Sans titre

Les aliens à tête de petite cuillère me laissent en paix pour quelques temps, pour que je  vous livre ce petit texte, qui s'annonce moins comiques que les précédents. (Et le premier qui dit que ça ne peut pas être pire risque fort de se manger une bûche de Noël congelée dans la tête.) Et puis d'abord je fais ce que je veux !

    C'est fou ce que 11 heures de voiture vous laissent le temps de réfléchir (pas quand j'étais au volant promis, le brouillard c'est bien, sauf quand c'est moi qui conduit). Dans ce genre de situation, les pensées partent un peu dans tous les sens, alors ne me demandez pas comment j'en suis arrivée à comparer ce que je suis aujourd'hui à ce que je m'imaginais être à cet âge-là étant petite.

    Etant petite, je refusais de devenir une pétasse trop maquillée et pleine de bijoux partout. Je n'écoutais pas les boys band, que je trouvais niais, et je ne voulais pas voir Titanic.

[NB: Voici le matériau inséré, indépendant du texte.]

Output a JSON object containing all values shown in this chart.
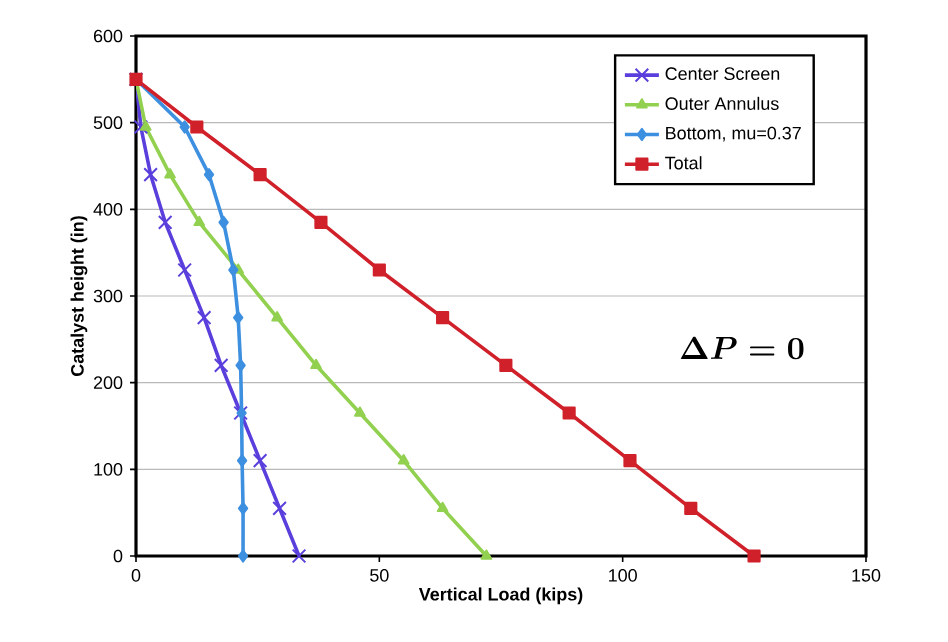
{
  "chart_data": {
    "type": "line",
    "xlabel": "Vertical Load (kips)",
    "ylabel": "Catalyst height (in)",
    "xlim": [
      0,
      150
    ],
    "xticks": [
      0,
      50,
      100,
      150
    ],
    "ylim": [
      0,
      600
    ],
    "yticks": [
      0,
      100,
      200,
      300,
      400,
      500,
      600
    ],
    "grid": "y",
    "legend": "top right",
    "annotations": [
      "\\Delta P = 0"
    ],
    "series": [
      {
        "name": "Center Screen",
        "color": "#5a3fdc",
        "marker": "cross",
        "x": [
          0,
          1,
          3,
          6,
          10,
          14,
          17.5,
          21.5,
          25.5,
          29.5,
          33.5
        ],
        "values": [
          550,
          495,
          440,
          385,
          330,
          275,
          220,
          165,
          110,
          55,
          0
        ]
      },
      {
        "name": "Outer Annulus",
        "color": "#92d050",
        "marker": "triangle",
        "x": [
          0,
          2,
          7,
          13,
          21,
          29,
          37,
          46,
          55,
          63,
          72
        ],
        "values": [
          550,
          495,
          440,
          385,
          330,
          275,
          220,
          165,
          110,
          55,
          0
        ]
      },
      {
        "name": "Bottom, mu=0.37",
        "color": "#3d8fe0",
        "marker": "diamond",
        "x": [
          0,
          10,
          15,
          18,
          20,
          21,
          21.5,
          21.7,
          21.8,
          22,
          22
        ],
        "values": [
          550,
          495,
          440,
          385,
          330,
          275,
          220,
          165,
          110,
          55,
          0
        ]
      },
      {
        "name": "Total",
        "color": "#d0202a",
        "marker": "square",
        "x": [
          0,
          12.5,
          25.5,
          38,
          50,
          63,
          76,
          89,
          101.5,
          114,
          127
        ],
        "values": [
          550,
          495,
          440,
          385,
          330,
          275,
          220,
          165,
          110,
          55,
          0
        ]
      }
    ]
  }
}
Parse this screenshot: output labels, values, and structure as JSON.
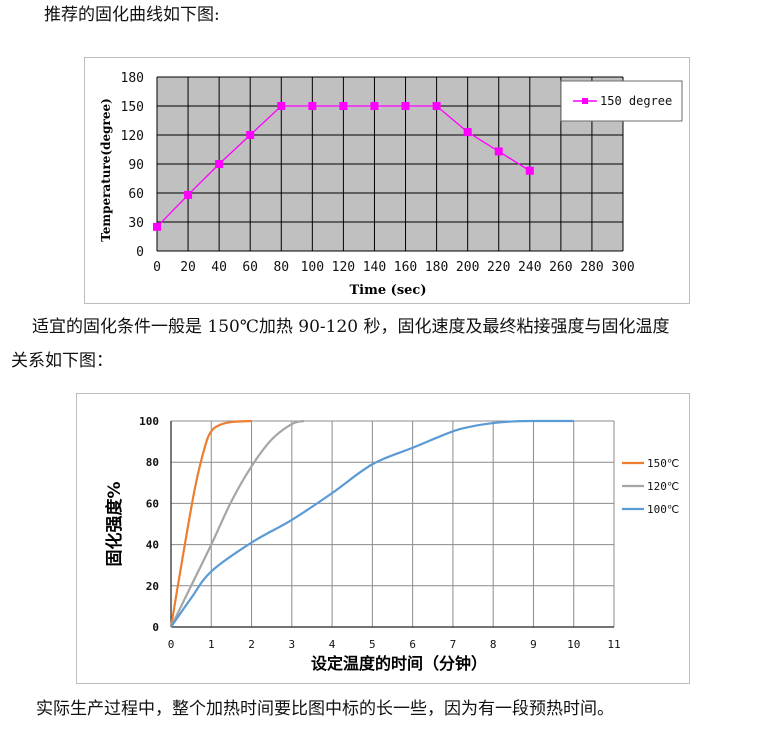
{
  "paragraphs": {
    "p1": "推荐的固化曲线如下图:",
    "p2": "适宜的固化条件一般是 150℃加热 90-120 秒，固化速度及最终粘接强度与固化温度",
    "p3": "关系如下图：",
    "p4": "实际生产过程中，整个加热时间要比图中标的长一些，因为有一段预热时间。"
  },
  "chart_data": [
    {
      "type": "line",
      "xlabel": "Time (sec)",
      "ylabel": "Temperature(degree)",
      "xlim": [
        0,
        300
      ],
      "ylim": [
        0,
        180
      ],
      "xticks": [
        "0",
        "20",
        "40",
        "60",
        "80",
        "100",
        "120",
        "140",
        "160",
        "180",
        "200",
        "220",
        "240",
        "260",
        "280",
        "300"
      ],
      "yticks": [
        "0",
        "30",
        "60",
        "90",
        "120",
        "150",
        "180"
      ],
      "grid": true,
      "background": "#c0c0c0",
      "legend_position": "top-right",
      "series": [
        {
          "name": "150 degree",
          "color": "#ff00ff",
          "marker": "square",
          "x": [
            0,
            20,
            40,
            60,
            80,
            100,
            120,
            140,
            160,
            180,
            200,
            220,
            240
          ],
          "y": [
            25,
            58,
            90,
            120,
            150,
            150,
            150,
            150,
            150,
            150,
            123,
            103,
            83
          ]
        }
      ]
    },
    {
      "type": "line",
      "xlabel": "设定温度的时间（分钟）",
      "ylabel": "固化强度%",
      "xlim": [
        0,
        11
      ],
      "ylim": [
        0,
        100
      ],
      "xticks": [
        "0",
        "1",
        "2",
        "3",
        "4",
        "5",
        "6",
        "7",
        "8",
        "9",
        "10",
        "11"
      ],
      "yticks": [
        "0",
        "20",
        "40",
        "60",
        "80",
        "100"
      ],
      "grid": true,
      "legend_position": "right",
      "series": [
        {
          "name": "150℃",
          "color": "#ed7d31",
          "x": [
            0,
            0.3,
            0.6,
            0.85,
            1.0,
            1.2,
            1.5,
            2.0
          ],
          "y": [
            0,
            35,
            68,
            88,
            95,
            98,
            99.5,
            100
          ]
        },
        {
          "name": "120℃",
          "color": "#a5a5a5",
          "x": [
            0,
            0.5,
            1.0,
            1.5,
            2.0,
            2.5,
            3.0,
            3.3
          ],
          "y": [
            0,
            20,
            40,
            61,
            78,
            91,
            98.5,
            100
          ]
        },
        {
          "name": "100℃",
          "color": "#5b9bd5",
          "x": [
            0,
            0.5,
            1.0,
            2.0,
            3.0,
            4.0,
            5.0,
            6.0,
            7.0,
            7.5,
            8.0,
            8.5,
            9.0,
            10.0
          ],
          "y": [
            0,
            14,
            27,
            41,
            52,
            65,
            79,
            87,
            95,
            97.5,
            99,
            99.8,
            100,
            100
          ]
        }
      ]
    }
  ]
}
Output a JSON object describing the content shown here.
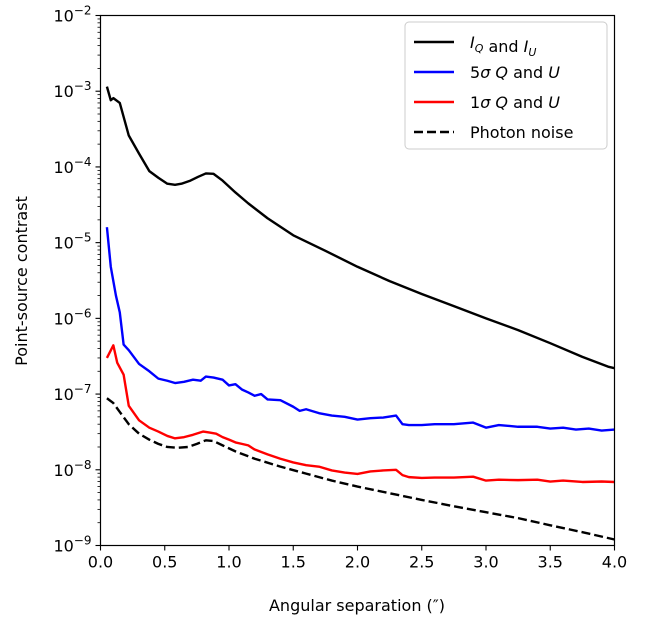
{
  "chart_data": {
    "type": "line",
    "xlabel": "Angular separation (″)",
    "ylabel": "Point-source contrast",
    "x_scale": "linear",
    "y_scale": "log",
    "xlim": [
      0.0,
      4.0
    ],
    "ylim": [
      1e-09,
      0.01
    ],
    "grid": false,
    "legend_position": "top-right",
    "x_ticks": [
      0.0,
      0.5,
      1.0,
      1.5,
      2.0,
      2.5,
      3.0,
      3.5,
      4.0
    ],
    "x_tick_labels": [
      "0.0",
      "0.5",
      "1.0",
      "1.5",
      "2.0",
      "2.5",
      "3.0",
      "3.5",
      "4.0"
    ],
    "y_tick_exponents": [
      -9,
      -8,
      -7,
      -6,
      -5,
      -4,
      -3,
      -2
    ],
    "y_tick_base": "10",
    "series": [
      {
        "name_parts": [
          "I",
          "Q",
          " and ",
          "I",
          "U"
        ],
        "color": "#000000",
        "dash": "solid",
        "x": [
          0.05,
          0.08,
          0.1,
          0.15,
          0.22,
          0.3,
          0.38,
          0.45,
          0.52,
          0.58,
          0.63,
          0.7,
          0.76,
          0.82,
          0.88,
          0.95,
          1.05,
          1.15,
          1.3,
          1.5,
          1.75,
          2.0,
          2.25,
          2.5,
          2.75,
          3.0,
          3.25,
          3.5,
          3.75,
          3.95,
          4.0
        ],
        "y": [
          0.00115,
          0.00076,
          0.00081,
          0.0007,
          0.00026,
          0.00015,
          8.8e-05,
          7.2e-05,
          6e-05,
          5.8e-05,
          6e-05,
          6.6e-05,
          7.4e-05,
          8.2e-05,
          8.1e-05,
          6.6e-05,
          4.6e-05,
          3.3e-05,
          2.1e-05,
          1.25e-05,
          7.8e-06,
          4.8e-06,
          3.1e-06,
          2.1e-06,
          1.45e-06,
          1e-06,
          7e-07,
          4.7e-07,
          3.1e-07,
          2.3e-07,
          2.2e-07
        ]
      },
      {
        "name_parts": [
          "5",
          "σ",
          " ",
          "Q",
          " and ",
          "U"
        ],
        "color": "#0000ff",
        "dash": "solid",
        "x": [
          0.05,
          0.08,
          0.12,
          0.15,
          0.18,
          0.22,
          0.3,
          0.38,
          0.45,
          0.52,
          0.58,
          0.65,
          0.72,
          0.78,
          0.82,
          0.88,
          0.95,
          1.0,
          1.05,
          1.1,
          1.15,
          1.2,
          1.25,
          1.3,
          1.4,
          1.5,
          1.55,
          1.6,
          1.7,
          1.8,
          1.9,
          2.0,
          2.1,
          2.2,
          2.3,
          2.35,
          2.4,
          2.5,
          2.6,
          2.75,
          2.9,
          3.0,
          3.1,
          3.25,
          3.4,
          3.5,
          3.6,
          3.7,
          3.8,
          3.9,
          4.0
        ],
        "y": [
          1.6e-05,
          4.8e-06,
          2e-06,
          1.2e-06,
          4.5e-07,
          3.8e-07,
          2.5e-07,
          2e-07,
          1.6e-07,
          1.5e-07,
          1.4e-07,
          1.45e-07,
          1.55e-07,
          1.5e-07,
          1.7e-07,
          1.65e-07,
          1.55e-07,
          1.3e-07,
          1.35e-07,
          1.15e-07,
          1.05e-07,
          9.5e-08,
          1e-07,
          8.5e-08,
          8.3e-08,
          6.8e-08,
          6e-08,
          6.3e-08,
          5.6e-08,
          5.2e-08,
          5e-08,
          4.6e-08,
          4.8e-08,
          4.9e-08,
          5.2e-08,
          4e-08,
          3.9e-08,
          3.9e-08,
          4e-08,
          4e-08,
          4.2e-08,
          3.6e-08,
          3.9e-08,
          3.7e-08,
          3.7e-08,
          3.5e-08,
          3.6e-08,
          3.4e-08,
          3.5e-08,
          3.3e-08,
          3.4e-08
        ]
      },
      {
        "name_parts": [
          "1",
          "σ",
          " ",
          "Q",
          " and ",
          "U"
        ],
        "color": "#ff0000",
        "dash": "solid",
        "x": [
          0.05,
          0.1,
          0.13,
          0.18,
          0.22,
          0.3,
          0.38,
          0.45,
          0.52,
          0.58,
          0.65,
          0.72,
          0.8,
          0.85,
          0.9,
          0.95,
          1.0,
          1.05,
          1.1,
          1.15,
          1.2,
          1.3,
          1.4,
          1.5,
          1.6,
          1.7,
          1.8,
          1.9,
          2.0,
          2.1,
          2.2,
          2.3,
          2.35,
          2.4,
          2.5,
          2.6,
          2.75,
          2.9,
          3.0,
          3.1,
          3.25,
          3.4,
          3.5,
          3.6,
          3.75,
          3.9,
          4.0
        ],
        "y": [
          3e-07,
          4.4e-07,
          2.6e-07,
          1.8e-07,
          7e-08,
          4.5e-08,
          3.6e-08,
          3.2e-08,
          2.8e-08,
          2.6e-08,
          2.7e-08,
          2.9e-08,
          3.2e-08,
          3.1e-08,
          3e-08,
          2.7e-08,
          2.5e-08,
          2.3e-08,
          2.2e-08,
          2.1e-08,
          1.85e-08,
          1.6e-08,
          1.4e-08,
          1.25e-08,
          1.15e-08,
          1.1e-08,
          9.8e-09,
          9.2e-09,
          8.8e-09,
          9.5e-09,
          9.8e-09,
          1e-08,
          8.5e-09,
          8e-09,
          7.8e-09,
          7.9e-09,
          7.9e-09,
          8.1e-09,
          7.2e-09,
          7.4e-09,
          7.3e-09,
          7.4e-09,
          7e-09,
          7.2e-09,
          6.9e-09,
          7e-09,
          6.9e-09
        ]
      },
      {
        "name_parts": [
          "Photon noise"
        ],
        "color": "#000000",
        "dash": "dashed",
        "x": [
          0.05,
          0.1,
          0.15,
          0.22,
          0.3,
          0.38,
          0.45,
          0.52,
          0.6,
          0.68,
          0.75,
          0.82,
          0.88,
          0.95,
          1.05,
          1.2,
          1.4,
          1.6,
          1.8,
          2.0,
          2.25,
          2.5,
          2.75,
          3.0,
          3.25,
          3.5,
          3.75,
          4.0
        ],
        "y": [
          8.8e-08,
          7.6e-08,
          5.8e-08,
          4e-08,
          3e-08,
          2.5e-08,
          2.2e-08,
          2e-08,
          1.95e-08,
          2e-08,
          2.2e-08,
          2.45e-08,
          2.4e-08,
          2.1e-08,
          1.75e-08,
          1.4e-08,
          1.1e-08,
          8.9e-09,
          7.2e-09,
          6e-09,
          4.9e-09,
          4e-09,
          3.3e-09,
          2.75e-09,
          2.3e-09,
          1.85e-09,
          1.5e-09,
          1.2e-09
        ]
      }
    ]
  }
}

    Aujourd'hui je ne me maquille pas, je mets beaucoup de bijoux, je n'écoute pas Tokio Hotel et je n'ai toujours pas vu Titanic. De ce côté le bilan est globalement très positif.

    En primaire, je jouais déjà aux jeux vidéos, j'avais peur de Séphiroth ; en école supérieure, je joue aux jeux vidéos, mais maintenant, Séphiroth c'est mon pote. J'avais mauvais caractère, on ne peut pas dire que j'ai beaucoup changé de ce point de vu là…simplement je suis devenue un poil plus violente (mais alors juste un peu).

    Quand j'étais petite, je me voyais devenir très populaire, je me voyais avoir un petit ami, avec qui ce serait pour de vrai, pas juste pour dire que l'on a un petit ami. Je n'ai jamais été populaire, mais j'ai eu la chance au lycée d'avoir une bande de véritables amis irremplaçables avec qui il est hors de question que je perde contact. Maintenant dans la promo je m'entends bien avec pas mal de personnes, mais on ne peut pas me qualifier de populaire, par rapport aux insultes du passé, je prend ça comme une grande avancé.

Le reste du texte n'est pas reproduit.